The wallets live in-client (the same model used in the AK Gaming hackathon's game studio), so there's no browser extension or passkey prompt in this demo. That's a deliberate choice for clarity, not a recommendation — for anything heading toward production, look at OpenZeppelin's policy-based smart accounts (OZ Policy). With OZ Policy you can express rules like "any transaction over $10 requires my signature," which is most of what you actually want from a smart agent wallet.
The Exact Moment an Operation Becomes MPP
The pivot of the video: where in the code does a regular HTTP handler turn into an MPP-gated handler?
In the charge-mode handler, the route checks for a valid payment receipt. If the receipt is present and valid, the handler proceeds to the underlying business logic and returns the response. If it isn't, the handler returns a 402 with the charge challenge attached. That gating block — the small "molecule" sitting between the request and the response — is the entire MPP surface area for charge mode. Flipping the same handler from charge mode to channel mode is essentially a one-line change in the configuration of that gating block.
If you've worked with x402, charge mode is going to feel like familiar territory.
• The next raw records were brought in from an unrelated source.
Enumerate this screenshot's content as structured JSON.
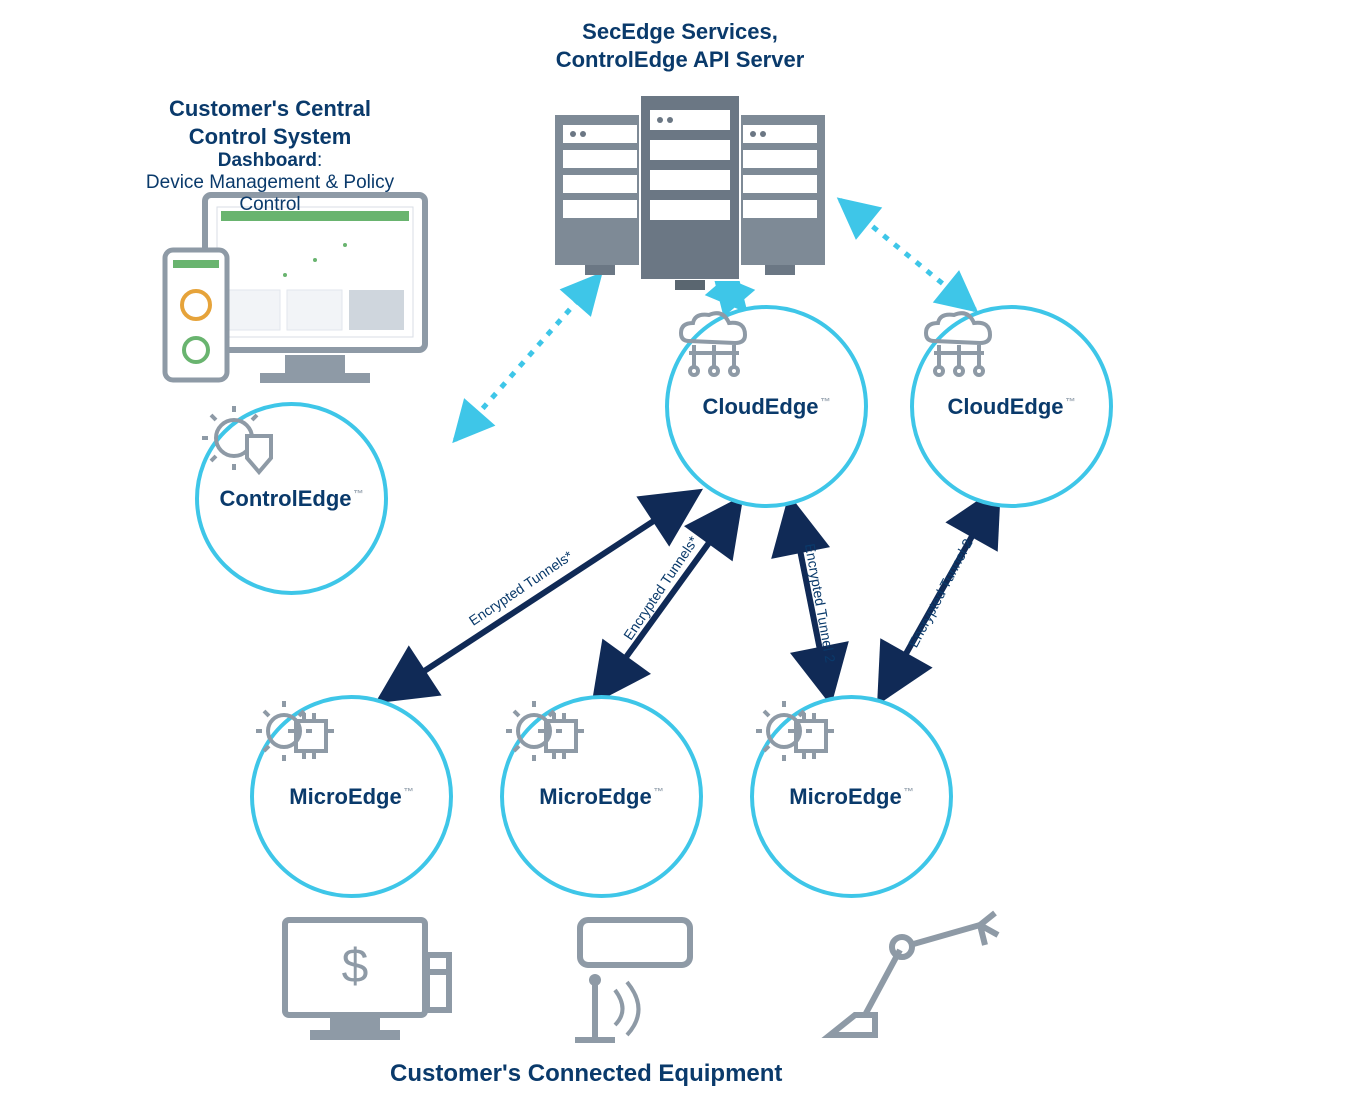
{
  "titles": {
    "server": "SecEdge Services,\nControlEdge API Server",
    "customer_system_line1": "Customer's Central",
    "customer_system_line2": "Control System",
    "dashboard_bold": "Dashboard",
    "dashboard_rest": ":",
    "dashboard_sub": "Device Management & Policy Control",
    "bottom": "Customer's Connected Equipment"
  },
  "nodes": {
    "controledge": "ControlEdge",
    "cloudedge1": "CloudEdge",
    "cloudedge2": "CloudEdge",
    "microedge1": "MicroEdge",
    "microedge2": "MicroEdge",
    "microedge3": "MicroEdge",
    "tm": "™"
  },
  "edges": {
    "tunnel_a": "Encrypted Tunnels*",
    "tunnel_b": "Encrypted Tunnels*",
    "tunnel_c": "Encrypted Tunnel 2",
    "tunnel_d": "Encrypted Tunnel 2"
  },
  "icons": {
    "servers": "server-rack-icon",
    "monitor_phone": "dashboard-monitor-phone-icon",
    "gear_shield": "gear-shield-icon",
    "cloud_net": "cloud-network-icon",
    "gear_chip": "gear-chip-icon",
    "pos": "pos-terminal-icon",
    "camera": "security-camera-icon",
    "robot": "robot-arm-icon"
  },
  "colors": {
    "brand_navy": "#0a3a6b",
    "cyan": "#3ec6e8",
    "gray": "#8e9aa6",
    "dark_navy": "#102a56"
  }
}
The thing to internalize is that channel mode is not x402 with extra steps — it's a different settlement model for a different cost shape, and it's the reason MPP exists as its own primitive.
SDKs and Reference Implementations
Two pointers for going deeper:
- The MPP documentation on developers.stellar.org, including the list of supported MPP intents.
- The recommended SDK for creating MPP patterns on Stellar — the easiest path to a working integration.
For a better-looking, more-complete reference implementation than the demo shown in this stream, look up @ElliotFriend on X — Elliot's MPP demo (including MPP Stellar Buzz, a per-channel chatbot) is a strong example of channel mode used correctly: open a channel when the conversation starts, settle once when it ends, no per-token transaction overhead in between.
Where MPP Fits
The use cases that map cleanly onto MPP all share one property: high-frequency paid calls. That keyword is the easiest filter. If your access pattern is bursty or per-token or per-tick, channel mode. If it's an occasional one-off charge for a piece of data, charge mode. If it's neither, you may not need MPP at all.
Concrete examples worth thinking about:
- Paid data feeds and oracles — charge per query, or open a channel for high-frequency consumers.
- Premium developer tools and analytics APIs — the obvious one. Per-call billing for tools that today rely on API keys and out-of-band invoicing.
- AI-enabled explorers — paste a wallet or contract address into a chatbot and have it narrate the on-chain activity. Open question on the table during the meeting — a strong opportunity for builders.
- AI auditing tools — auditing a Soroban contract for vulnerabilities, with the caveat that no AI auditor should be the only thing standing between a project and mainnet.
- Agent service marketplaces — agents paying agents per-call, with MPP as the settlement layer.
- Usage-based infrastructure — anything where the cost shape is "metered, often, small."